Weasel shrugged. “He’s your kid now. I figured he might as well get a useful skill.”
“What’s that supposed to mean?”
“I mean that he’s going to be on his own a lot. At least if he starts manning the bar here young he can get some protection.”
It made sense. Peter was a cute kid, and if he was mixing the drinks for the others at St Mary’s they would be more inclined to defend him if something went wrong or if Wade went AWOL on an assignment for a few days.
That reminded him. “Hey, Weasel, you’re his godfather now.” A mock knighting gesture. "You get to watch him while I’m on a hit in a couple days.”
“What?”
“I can’t leave him alone yet, are you nuts?”
“Are you nuts for taking in a kid?” Weasel sighed. “Fine. I’ll take the kid – this time. You hear me, Wade? I’m not taking him every time!”

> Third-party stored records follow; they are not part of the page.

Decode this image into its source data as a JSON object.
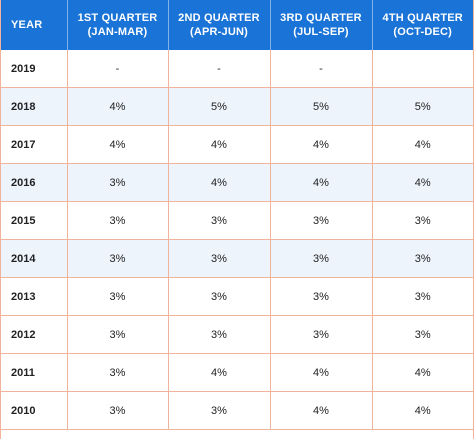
{
  "header": {
    "year": "YEAR",
    "q1_line1": "1ST QUARTER",
    "q1_line2": "(JAN-MAR)",
    "q2_line1": "2ND QUARTER",
    "q2_line2": "(APR-JUN)",
    "q3_line1": "3RD QUARTER",
    "q3_line2": "(JUL-SEP)",
    "q4_line1": "4TH QUARTER",
    "q4_line2": "(OCT-DEC)"
  },
  "rows": [
    {
      "year": "2019",
      "q1": "-",
      "q2": "-",
      "q3": "-",
      "q4": ""
    },
    {
      "year": "2018",
      "q1": "4%",
      "q2": "5%",
      "q3": "5%",
      "q4": "5%"
    },
    {
      "year": "2017",
      "q1": "4%",
      "q2": "4%",
      "q3": "4%",
      "q4": "4%"
    },
    {
      "year": "2016",
      "q1": "3%",
      "q2": "4%",
      "q3": "4%",
      "q4": "4%"
    },
    {
      "year": "2015",
      "q1": "3%",
      "q2": "3%",
      "q3": "3%",
      "q4": "3%"
    },
    {
      "year": "2014",
      "q1": "3%",
      "q2": "3%",
      "q3": "3%",
      "q4": "3%"
    },
    {
      "year": "2013",
      "q1": "3%",
      "q2": "3%",
      "q3": "3%",
      "q4": "3%"
    },
    {
      "year": "2012",
      "q1": "3%",
      "q2": "3%",
      "q3": "3%",
      "q4": "3%"
    },
    {
      "year": "2011",
      "q1": "3%",
      "q2": "4%",
      "q3": "4%",
      "q4": "4%"
    },
    {
      "year": "2010",
      "q1": "3%",
      "q2": "3%",
      "q3": "4%",
      "q4": "4%"
    }
  ],
  "colors": {
    "header_bg": "#1a73d6",
    "alt_row_bg": "#eef4fc",
    "grid_line": "#f0b49c"
  }
}
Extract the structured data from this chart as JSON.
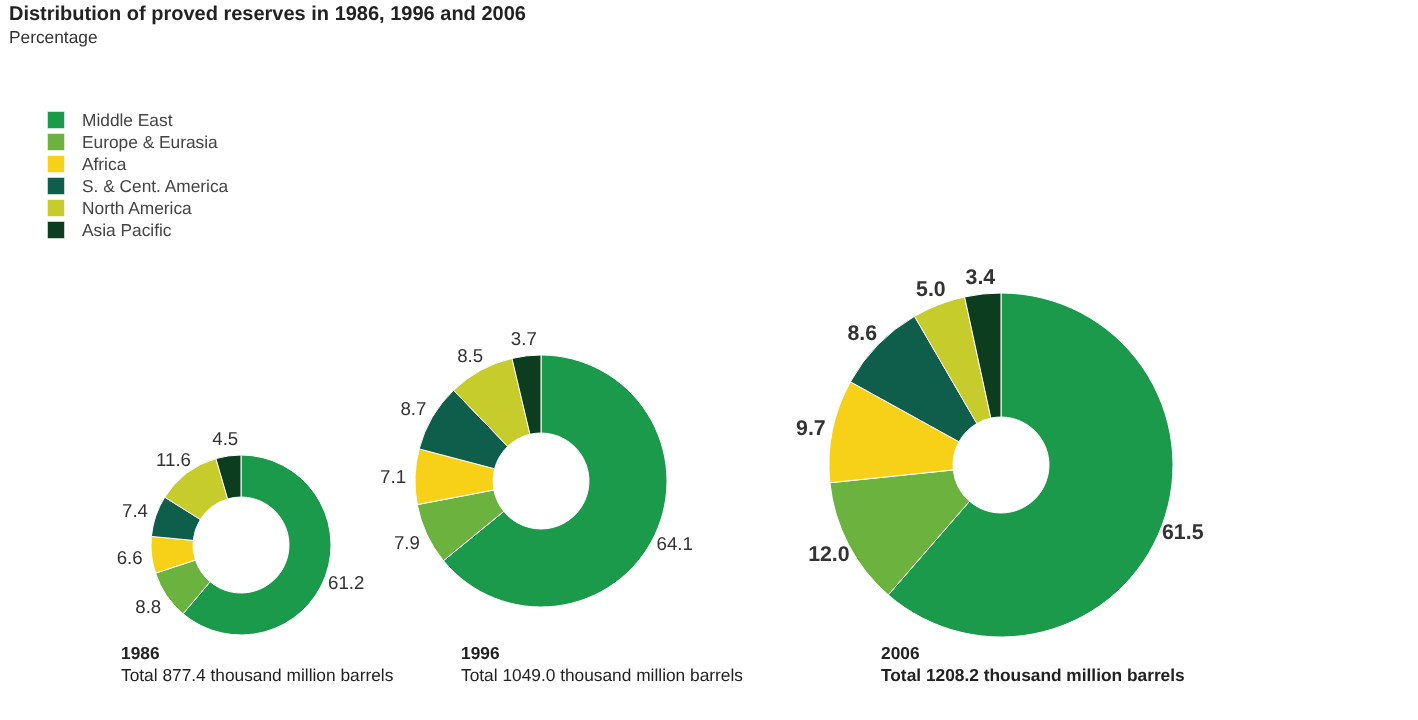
{
  "chart_data": [
    {
      "type": "donut",
      "title": "Distribution of proved reserves in 1986, 1996 and 2006",
      "subtitle": "Percentage",
      "legend": "top left",
      "categories": [
        "Middle East",
        "Europe & Eurasia",
        "Africa",
        "S. & Cent. America",
        "North America",
        "Asia Pacific"
      ],
      "values": [
        61.2,
        8.8,
        6.6,
        7.4,
        11.6,
        4.5
      ],
      "value_labels": [
        "61.2",
        "8.8",
        "6.6",
        "7.4",
        "11.6",
        "4.5"
      ],
      "colors": [
        "#1b9a4b",
        "#6bb23f",
        "#f6d117",
        "#0f5e4b",
        "#c6cc2b",
        "#0c3d1f"
      ],
      "annotations": [
        "1986",
        "Total 877.4 thousand million barrels"
      ]
    },
    {
      "type": "donut",
      "categories": [
        null,
        null,
        null,
        null,
        null,
        null
      ],
      "values": [
        64.1,
        7.9,
        7.1,
        8.7,
        8.5,
        3.7
      ],
      "value_labels": [
        "64.1",
        "7.9",
        "7.1",
        "8.7",
        "8.5",
        "3.7"
      ],
      "colors": [
        "#1b9a4b",
        "#6bb23f",
        "#f6d117",
        "#0f5e4b",
        "#c6cc2b",
        "#0c3d1f"
      ],
      "annotations": [
        "1996",
        "Total 1049.0 thousand million barrels"
      ]
    },
    {
      "type": "donut",
      "categories": [
        null,
        null,
        null,
        null,
        null,
        null
      ],
      "values": [
        61.5,
        12.0,
        9.7,
        8.6,
        5.0,
        3.4
      ],
      "value_labels": [
        "61.5",
        "12.0",
        "9.7",
        "8.6",
        "5.0",
        "3.4"
      ],
      "colors": [
        "#1b9a4b",
        "#6bb23f",
        "#f6d117",
        "#0f5e4b",
        "#c6cc2b",
        "#0c3d1f"
      ],
      "annotations": [
        "2006",
        "Total 1208.2 thousand million barrels"
      ]
    }
  ]
}
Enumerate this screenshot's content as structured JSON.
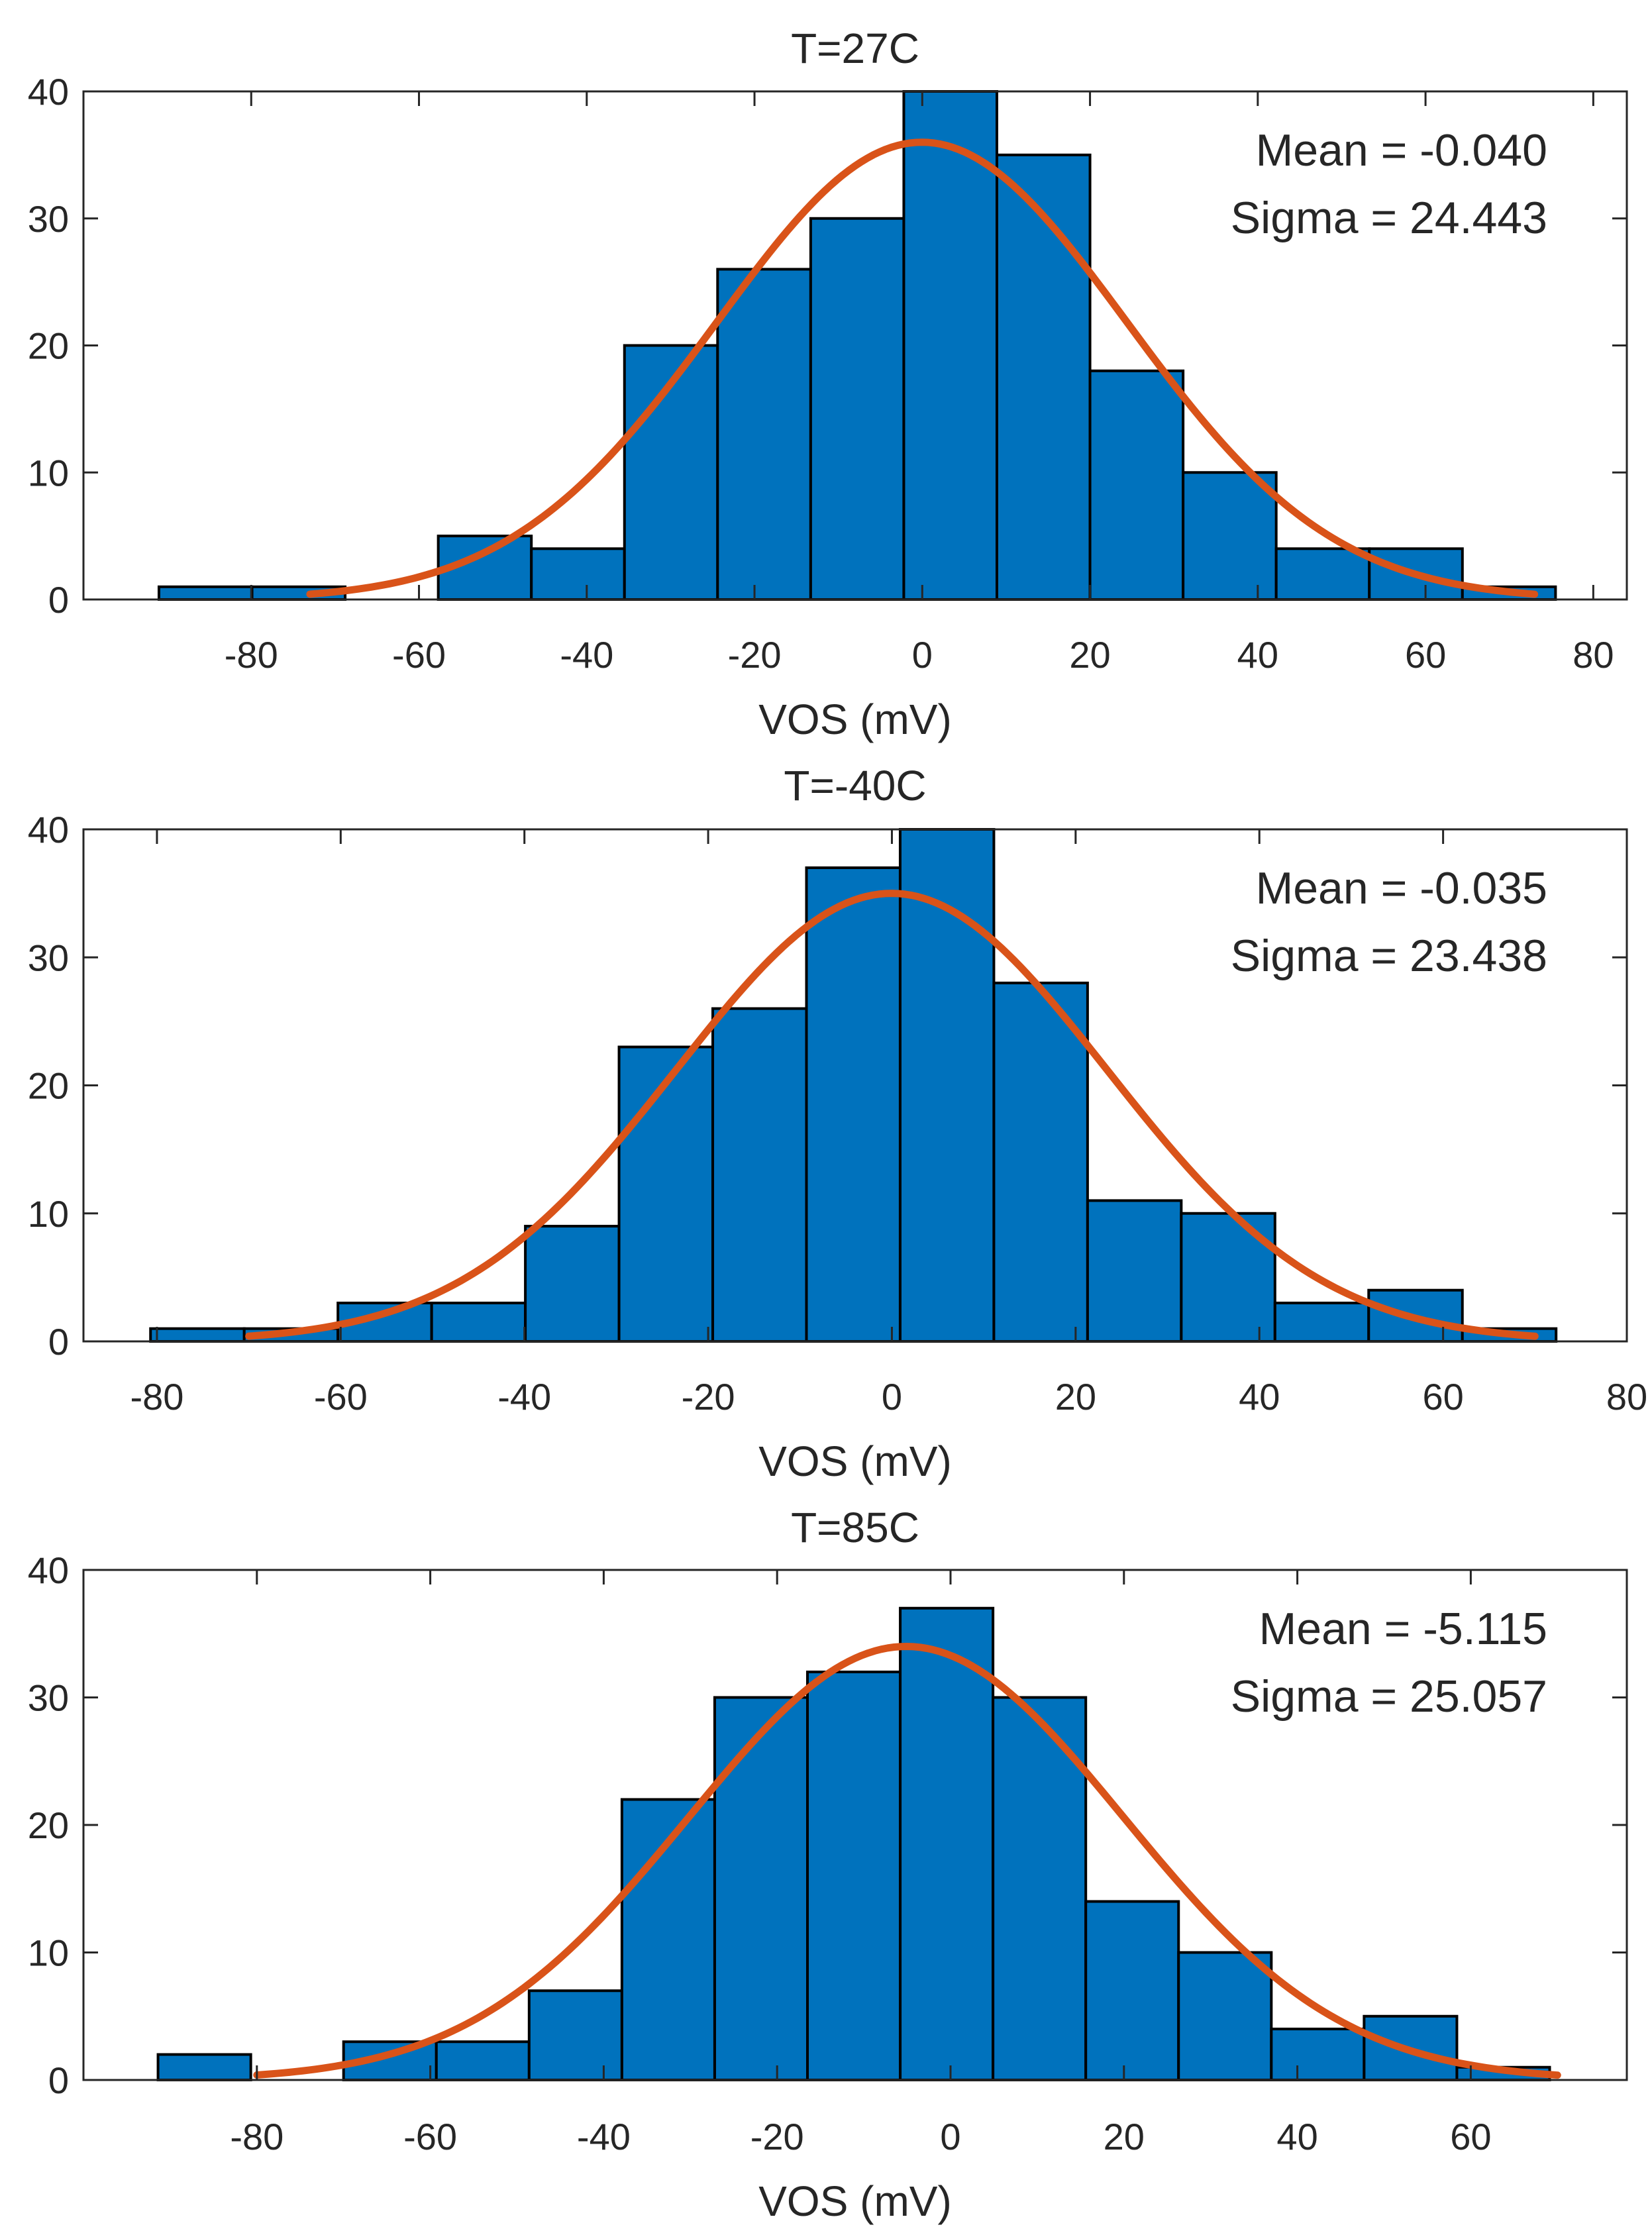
{
  "colors": {
    "bar_fill": "#0072bd",
    "bar_edge": "#000000",
    "fit_line": "#d95319",
    "axis": "#262626"
  },
  "chart_data": [
    {
      "type": "bar",
      "subtype": "histogram-with-normal-fit",
      "title": "T=27C",
      "xlabel": "VOS (mV)",
      "ylabel": "",
      "xlim": [
        -100,
        84
      ],
      "ylim": [
        0,
        40
      ],
      "xticks": [
        -80,
        -60,
        -40,
        -20,
        0,
        20,
        40,
        60,
        80
      ],
      "yticks": [
        0,
        10,
        20,
        30,
        40
      ],
      "bin_edges": [
        -91,
        -79.9,
        -68.8,
        -57.7,
        -46.6,
        -35.5,
        -24.4,
        -13.3,
        -2.2,
        8.9,
        20,
        31.1,
        42.2,
        53.3,
        64.4,
        75.5
      ],
      "counts": [
        1,
        1,
        0,
        5,
        4,
        20,
        26,
        30,
        42,
        35,
        18,
        10,
        4,
        4,
        1
      ],
      "fit": {
        "mean": -0.04,
        "sigma": 24.443,
        "peak": 36,
        "range": [
          -73,
          73
        ]
      },
      "annotations": [
        "Mean = -0.040",
        "Sigma = 24.443"
      ]
    },
    {
      "type": "bar",
      "subtype": "histogram-with-normal-fit",
      "title": "T=-40C",
      "xlabel": "VOS (mV)",
      "ylabel": "",
      "xlim": [
        -88,
        80
      ],
      "ylim": [
        0,
        40
      ],
      "xticks": [
        -80,
        -60,
        -40,
        -20,
        0,
        20,
        40,
        60,
        80
      ],
      "yticks": [
        0,
        10,
        20,
        30,
        40
      ],
      "bin_edges": [
        -80.7,
        -70.5,
        -60.3,
        -50.1,
        -39.9,
        -29.7,
        -19.5,
        -9.3,
        0.9,
        11.1,
        21.3,
        31.5,
        41.7,
        51.9,
        62.1,
        72.3
      ],
      "counts": [
        1,
        1,
        3,
        3,
        9,
        23,
        26,
        37,
        42,
        28,
        11,
        10,
        3,
        4,
        1
      ],
      "fit": {
        "mean": -0.035,
        "sigma": 23.438,
        "peak": 35,
        "range": [
          -70,
          70
        ]
      },
      "annotations": [
        "Mean = -0.035",
        "Sigma = 23.438"
      ]
    },
    {
      "type": "bar",
      "subtype": "histogram-with-normal-fit",
      "title": "T=85C",
      "xlabel": "VOS (mV)",
      "ylabel": "",
      "xlim": [
        -100,
        78
      ],
      "ylim": [
        0,
        40
      ],
      "xticks": [
        -80,
        -60,
        -40,
        -20,
        0,
        20,
        40,
        60
      ],
      "yticks": [
        0,
        10,
        20,
        30,
        40
      ],
      "bin_edges": [
        -91.4,
        -80.7,
        -70,
        -59.3,
        -48.6,
        -37.9,
        -27.2,
        -16.5,
        -5.8,
        4.9,
        15.6,
        26.3,
        37,
        47.7,
        58.4,
        69.1
      ],
      "counts": [
        2,
        0,
        3,
        3,
        7,
        22,
        30,
        32,
        37,
        30,
        14,
        10,
        4,
        5,
        1
      ],
      "fit": {
        "mean": -5.115,
        "sigma": 25.057,
        "peak": 34,
        "range": [
          -80,
          70
        ]
      },
      "annotations": [
        "Mean = -5.115",
        "Sigma = 25.057"
      ]
    }
  ]
}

Wade smirked, ordering himself a cocktail. “Sure. I’ll just figure out who else I know that I can trust with my kid.”
Weasel’s scowl was betrayed by his smile as he looked at the kid that was making the drink with no prompting, seeming to have fun. "Hey, Mr. Weasel! This sounds like that thing my science teacher told us about - chemistry?
“Hey, Mr. Wade,” Peter looked at him seriously from where he stood on a bench that helped him reach the counter, “If I’m your kid now, does that make you my dad?”
Wade hadn’t thought about that. He hadn’t wanted to, given the shit that was in his family history. But he was going to do his best for this kid – he wouldn’t repeat his parents’ mistakes. “Yeah, kid, it does.”
“But what if you find my Aunt M- my aunt?”
“I can still be your dad if you want, kiddo, but I would never stop you going back to your aunt if that’s what you wanted.”
“Can I call you dad, then?”
The kid wasn’t exactly smiling, but he wasn’t fearful like he had been. “Yeah, kid. Call me whatever you want.”
Tony Stark looked at the profile in front of him.
May Parker, wife of Benjamin Parker
The widow of a Stark Industries employee, and her kid was listed as missing. A casualty of existence, but it didn’t sit right with Tony. He glanced at his friend, back on leave and spending it with Tony instead of his family.
Tony sighed. “Hey, Rhodey, talk me out of something.”
“What?”
“I want to help this lady find her kid if I can.”
“Why should I talk you out of that?”
“Because it’s the last thing I should be doing, if you ask literally anyone else in my life.”
Rhodey wasn’t like everyone else in his life – he wasn’t like Obi or like his father had been – so he shrugged. “Sounds like a good plan to find the kid, man. You have more resources. I say go for it.”
Tony typed up an email, shooting it off to May offering his services and resources to find her nephew. Hopefully something would come of it.